Masih Diragukan sebagai ‘Pekerjaan Nyata’: Survei Harvard Ungkap Pemimpin Bisnis Tidak Percaya pada Agen AI

Perusahaan makin sering mencoba AI agent, tapi masalah kepercayaan masih ada.

Survei dari platform integrasi Workato dan Harvard Business Review pada lebih dari 600 pemimpin teknologi menemukan, kebanyakan responden lebih percaya agent di area di luar bisnis inti. Hanya 6% yang bilang mereka sungguh percaya agent untuk proses bisnis end-to-end yang penting.

Tapi minat tidak berkurang: 86% mengatakan perusahaan mereka rencana investasi lebih besar pada AI agentik dalam dua tahun ke depan.

Lebih dari dua dari lima responden (43%) cuma percaya agent untuk tugas operasional rutin. 39% mendelegasikan agent untuk “penggunaan diawasi atau proses kompleks yang bukan inti,” dan 8% tidak percaya agent sama sekali untuk operasi bisnis.

“Laporan ini hampir sama dengan percakapan saya dengan [teman-teman CEO],” kata CIO Workato Carter Busse. “Saya baca dan berpikir, ‘Ya ampun, ini data nyata untuk percakapan yang saya alami. Ya, kami beli semua Chat, Claude, Gemini itu dan orang bisa ringkas email, cek jadwal, bantu tulis surat. Tapi apakah itu kerjaan sungguhan? Bukan.'”

Sistem AI yang klaim bisa kerja mandiri kini populer di dunia korporat. Mempercayai sistem ini untuk urusan bisnis penting jadi titik sulit. Apalagi saat agent diintegrasikan ke berbagai platform kerja melalui protokol.
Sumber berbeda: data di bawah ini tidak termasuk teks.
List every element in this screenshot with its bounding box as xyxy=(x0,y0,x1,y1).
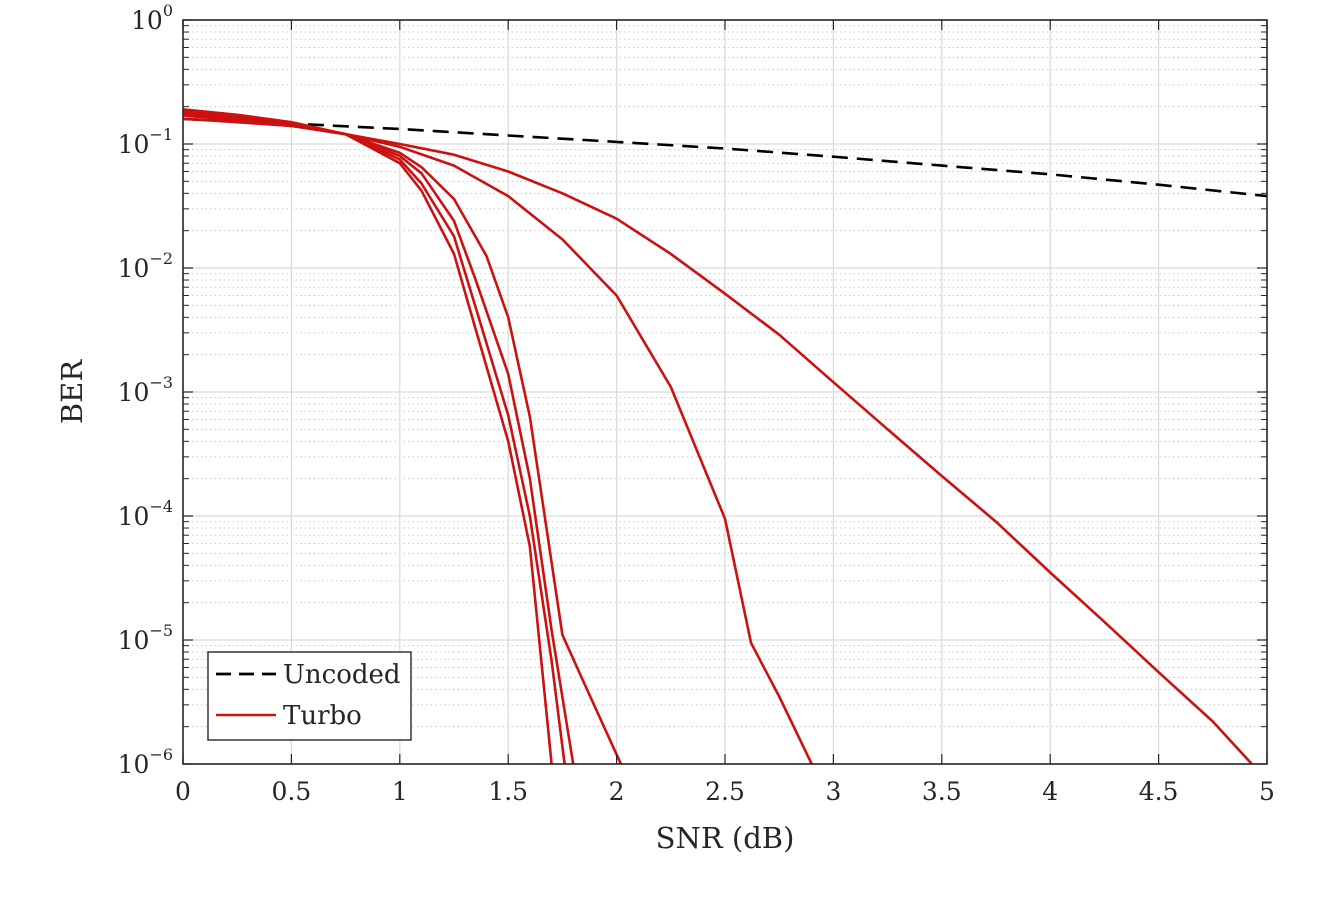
legend-box xyxy=(207,651,412,741)
series-layer xyxy=(183,108,1267,764)
tick-marks xyxy=(182,19,1268,765)
x-tick-label: 5 xyxy=(1259,777,1275,806)
y-tick-label: 10−2 xyxy=(118,249,173,283)
x-tick-label: 2 xyxy=(609,777,625,806)
legend: Uncoded Turbo xyxy=(207,651,412,741)
minor-grid xyxy=(183,25,1267,728)
y-tick-label: 10−5 xyxy=(118,621,173,655)
x-tick-label: 0.5 xyxy=(272,777,312,806)
x-tick-label: 1.5 xyxy=(488,777,528,806)
y-tick-label: 10−3 xyxy=(118,373,173,407)
series-line-turbo xyxy=(183,108,553,764)
x-tick-label: 2.5 xyxy=(705,777,745,806)
y-axis-label: BER xyxy=(55,359,89,424)
x-tick-label: 3 xyxy=(825,777,841,806)
x-tick-label: 1 xyxy=(392,777,408,806)
y-tick-label: 100 xyxy=(131,1,173,35)
legend-label-turbo: Turbo xyxy=(283,701,362,731)
x-tick-labels: 0 0.5 1 1.5 2 2.5 3 3.5 4 4.5 5 xyxy=(175,777,1275,806)
series-line-turbo xyxy=(183,114,813,764)
y-tick-label: 10−4 xyxy=(118,497,173,531)
x-axis-label: SNR (dB) xyxy=(656,821,795,855)
x-tick-label: 0 xyxy=(175,777,191,806)
x-tick-label: 4.5 xyxy=(1139,777,1179,806)
y-tick-labels: 100 10−1 10−2 10−3 10−4 10−5 10−6 xyxy=(118,1,173,779)
x-tick-label: 3.5 xyxy=(922,777,962,806)
legend-label-uncoded: Uncoded xyxy=(283,660,401,690)
series-line-uncoded xyxy=(183,117,1267,198)
x-tick-label: 4 xyxy=(1042,777,1058,806)
y-tick-label: 10−6 xyxy=(118,745,173,779)
y-tick-label: 10−1 xyxy=(118,125,173,159)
Busse bilang banyak agent yang dipakai sekarang mungkin hanya lakukan tugas sederhana, seperti buat tiket IT. Tapi agent yang bisa tangani proses lebih rumit masih tahap adopsi paling awal.

“Kami masih sangat awal,” kata Busse. “Saat saya pikirkan agent, saya pikirkan kerjaan nyata… Agent kerja nyata lakukan proses multi-langkah kompleks yang dipercaya. Butuh waktu lama untuk sampai sana.”

MEMBACA  BlackRock dan State Street Global Advisors mundur dari kelompok transisi iklim

Laporan juga temukan agent belum penuhi ekspektasi di semua ukuran yang disurvei, termasuk “tingkatkan produktivitas/efisiensi organisasi,” “tingkatkan pengalaman pelanggan,” dan “tingkatkan pendapatan.” Hambatan terbesar adalah kekhawatiran keamanan siber dan privasi (disebut 31% responden), “kekhawatiran atas kualitas output data” (23%), dan “proses bisnis belum siap untuk otomatisasi” (22%).

Workato, sebagai platform integrasi, punya minat untuk tawarkan orkestrasi—koordinasi agent spesialis—sebagai solusi untuk beberapa tantangan bisnis ini. Protokol standar yang buat agent bisa komunikasi satu sama lain dan dengan alat bisnis umum makin populer.

Secara internal, Workato juga pakai agent untuk hal seperti persiapkan tenaga penjualan untuk panggilan menggunakan data Salesforce dan Gong, atau pantau dan buat rencana lawan penurunan penggunaan platform oleh klien.

Busse bilang kita akan lihat bisnis terus adopsi agent di tahun 2026, tapi penggunaan luas agent kompleks multi-langkah mungkin masih “dua, tiga tahun lagi.”

Laporan ini pertama kali terbit di Tech Brew.